Out of the 20 percent of hospitals that received a value-based bonus despite lower-than-average quality performance, most were missing a domain score. In 2017, 53 percent of the hospitals in this group were missing at least one quality domain score.

The positive Medicare reimbursement adjustment for hospitals with missing domain scores also exceeded the average value-based bonus for all hospitals. Lower-quality hospitals with missing domain scores that earned a value-based bonus had a positive adjustment of 0.74 percent by 2017. The positive Medicare reimbursement adjustment was significantly greater than the median bonus adjustment of 0.54 percent for hospitals overall.

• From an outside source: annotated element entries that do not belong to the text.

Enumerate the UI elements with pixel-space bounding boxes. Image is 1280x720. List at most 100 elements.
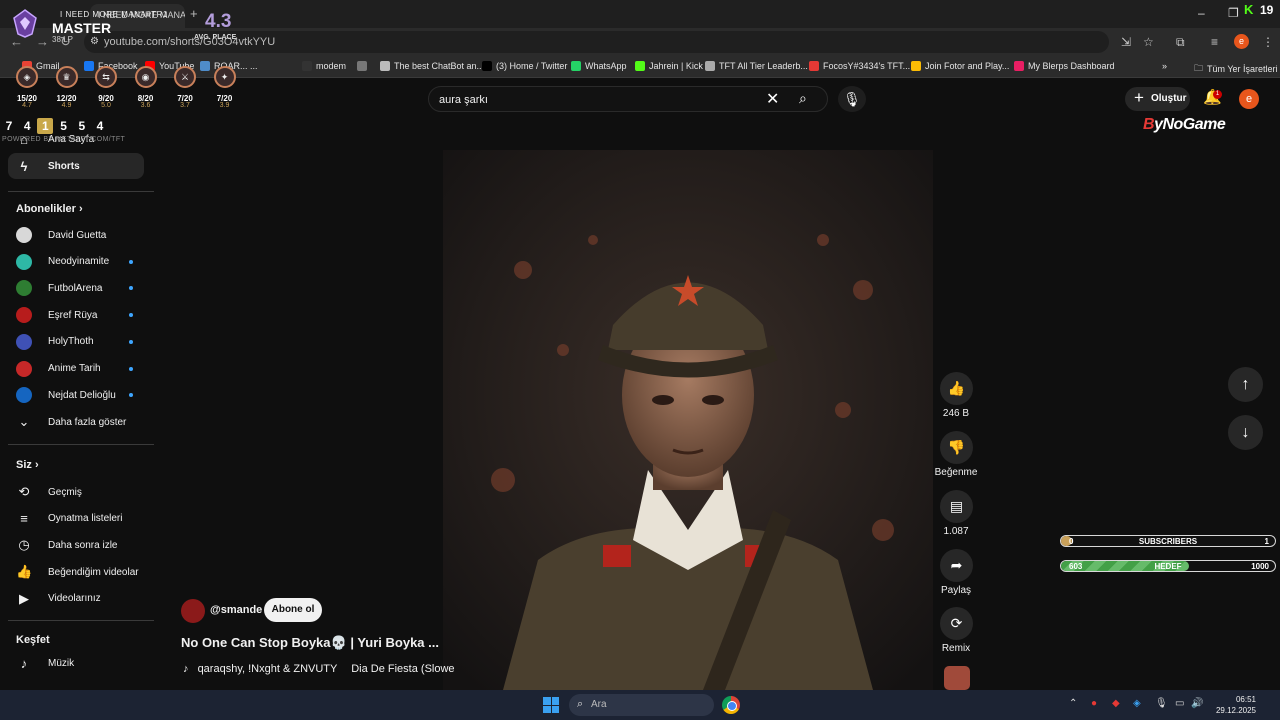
bookmarks-overflow-button[interactable]: » [1162,61,1167,71]
all-bookmarks-button[interactable]: 🗀 Tüm Yer İşaretleri [1194,61,1278,77]
sidebar-item-you[interactable]: 👍 Beğendiğim videolar [8,559,144,585]
channel-avatar[interactable] [181,599,205,623]
subscription-channel[interactable]: Anime Tarih [8,356,144,382]
sidebar-item-music[interactable]: ♪ Müzik [8,650,144,676]
bookmark-label: FocosY#3434's TFT... [823,61,911,71]
search-input[interactable] [439,91,759,109]
streamer-tag: I NEED MORE MANA#TR1 [60,10,168,19]
subscription-channel[interactable]: Eşref Rüya [8,302,144,328]
bookmark-star-icon[interactable]: ☆ [1143,35,1154,49]
explore-heading: Keşfet [16,634,50,646]
channel-name: Neodyinamite [48,256,110,268]
bookmark-item[interactable]: Join Fotor and Play... [911,61,1009,71]
sidebar-item-you[interactable]: ▶ Videolarınız [8,586,144,612]
shorts-video-player[interactable] [443,150,933,690]
taskbar-clock[interactable]: 06:51 29.12.2025 [1210,694,1256,716]
channel-avatar [16,387,32,404]
subscription-channel[interactable]: Neodyinamite [8,249,144,275]
share-button[interactable]: ➦ [940,549,973,582]
volume-icon[interactable]: 🔊 [1191,698,1203,709]
create-label: Oluştur [1151,93,1187,104]
sidebar-item-label: Videolarınız [48,593,101,605]
profile-avatar[interactable]: e [1234,34,1249,49]
search-icon[interactable]: ⌕ [799,90,807,107]
microphone-icon[interactable]: 🎙 [838,86,866,112]
bookmark-item[interactable]: My Blerps Dashboard [1014,61,1115,71]
arrow-up-icon: ↑ [1241,376,1250,393]
sidebar-item-label: Oynatma listeleri [48,513,123,525]
remix-icon: ⟳ [950,615,963,631]
sidebar-item-you[interactable]: ◷ Daha sonra izle [8,532,144,558]
subscription-channel[interactable]: David Guetta [8,222,144,248]
bookmark-item[interactable]: FocosY#3434's TFT... [809,61,910,71]
hedef-label: HEDEF [1154,562,1182,571]
subscription-channel[interactable]: FutbolArena [8,275,144,301]
kick-icon [635,61,645,71]
tray-overflow-icon[interactable]: ⌃ [1069,698,1077,709]
subscriptions-heading[interactable]: Abonelikler › [16,203,83,215]
chrome-taskbar-icon[interactable] [722,696,740,714]
install-app-icon[interactable]: ⇲ [1121,35,1131,49]
taskbar-search-placeholder: Ara [591,699,607,710]
like-button[interactable]: 👍 [940,372,973,405]
account-avatar[interactable]: e [1239,89,1259,109]
previous-short-button[interactable]: ↑ [1228,367,1263,402]
bookmark-item[interactable]: (3) Home / Twitter [482,61,567,71]
restore-button[interactable]: ❐ [1228,6,1239,20]
bookmark-item[interactable]: Jahrein | Kick [635,61,703,71]
bookmark-item[interactable] [357,61,371,71]
dislike-button[interactable]: 👎 [940,431,973,464]
subscription-channel[interactable]: Nejdat Delioğlu [8,382,144,408]
music-info[interactable]: ♪ qaraqshy, !Nxght & ZNVUTY Dia De Fiest… [183,663,455,675]
windows-taskbar: ⌕ Ara ⌃ ● ◆ ◈ 🎙 ▭ 🔊 06:51 29.12.2025 [0,690,1280,720]
x-icon [482,61,492,71]
sidebar-item-shorts[interactable]: ϟ Shorts [8,153,144,179]
bookmark-item[interactable]: TFT All Tier Leaderb... [705,61,808,71]
sidebar-item-you[interactable]: ≡ Oynatma listeleri [8,506,144,532]
remix-button[interactable]: ⟳ [940,607,973,640]
channel-avatar [16,333,32,350]
new-content-dot [129,313,133,318]
music-artist: qaraqshy, !Nxght & ZNVUTY [197,663,338,675]
rank-label: MASTER [52,20,112,36]
new-content-dot [129,259,133,264]
music-note-icon: ♪ [20,655,28,671]
tray-network-app-icon[interactable]: ◈ [1133,698,1141,709]
bynogame-logo: ByNoGame [1143,116,1226,134]
remix-label: Remix [941,643,971,654]
bookmark-item[interactable]: The best ChatBot an... [380,61,484,71]
subscription-channel[interactable]: HolyThoth [8,329,144,355]
channel-name: Nejdat Delioğlu [48,389,116,401]
network-icon[interactable]: ▭ [1175,698,1184,709]
placement-value: 1 [37,118,54,134]
menu-kebab-icon[interactable]: ⋮ [1262,35,1274,49]
subscribe-button[interactable]: Abone ol [264,598,322,622]
clear-search-icon[interactable]: ✕ [766,89,779,109]
comments-button[interactable]: ▤ [940,490,973,523]
extensions-icon[interactable]: ⧉ [1176,35,1185,50]
bookmark-item[interactable]: modem [302,61,346,71]
z-icon [302,61,312,71]
taskbar-search[interactable]: ⌕ Ara [569,694,714,716]
microphone-tray-icon[interactable]: 🎙 [1155,698,1168,709]
placement-value: 7 [5,119,13,133]
sound-thumbnail[interactable] [944,666,970,690]
tray-app-icon[interactable]: ◆ [1112,698,1120,709]
create-button[interactable]: + Oluştur [1125,87,1190,111]
search-box[interactable]: ✕ ⌕ [428,86,828,112]
sidebar-item-you[interactable]: ⟲ Geçmiş [8,479,144,505]
channel-handle[interactable]: @smande [210,604,262,616]
tray-record-icon[interactable]: ● [1091,698,1097,709]
next-short-button[interactable]: ↓ [1228,415,1263,450]
champion-portrait-icon: ◈ [16,66,38,88]
bookmark-item[interactable]: WhatsApp [571,61,627,71]
show-more-button[interactable]: ⌄ Daha fazla göster [8,409,144,435]
video-title[interactable]: No One Can Stop Boyka💀 | Yuri Boyka ... [181,635,439,651]
reading-list-icon[interactable]: ≡ [1211,35,1218,49]
bookmark-label: The best ChatBot an... [394,61,485,71]
channel-name: David Guetta [48,229,107,241]
you-heading[interactable]: Siz › [16,459,39,471]
windows-start-icon[interactable] [543,697,559,713]
minimize-button[interactable]: – [1198,6,1205,20]
champion-avg: 5.0 [101,102,111,109]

The GAO concluded that the Medicare Hospital Value-Based Purchasing Program fell short of providing incentives to high-quality, cost-efficient hospitals. The weighting system for quality and cost efficiency results in CMS awarding bonuses to lower quality hospitals.

Since the program is budget neutral, the weighting system may also lead to smaller value-based bonuses for hospitals that perform well on all five quality and cost domains.

“If CMS continues to use the current formula, it will continue to reward hospitals that do not score well on quality and efficiency metrics,” the federal watchdog wrote.

To improve the Medicare Hospital Value-Based Purchasing Program, the GAO recommended that CMS update the formula used to determine a hospital’s total performance score or ensure that the efficiency score does not disproportionately impact total performance scores.

The federal investigators also suggested that CMS modify the proportional redistribution policy used to correct missing domain scores.

In response, HHS stated that it will look into the GAO recommendations and explore alternatives to better balance quality and cost performance in the value-based purchasing program. Although any potential changes to domain weights would be evaluated for possible negative consequences and would need to go through a notice-and-comment rulemaking process.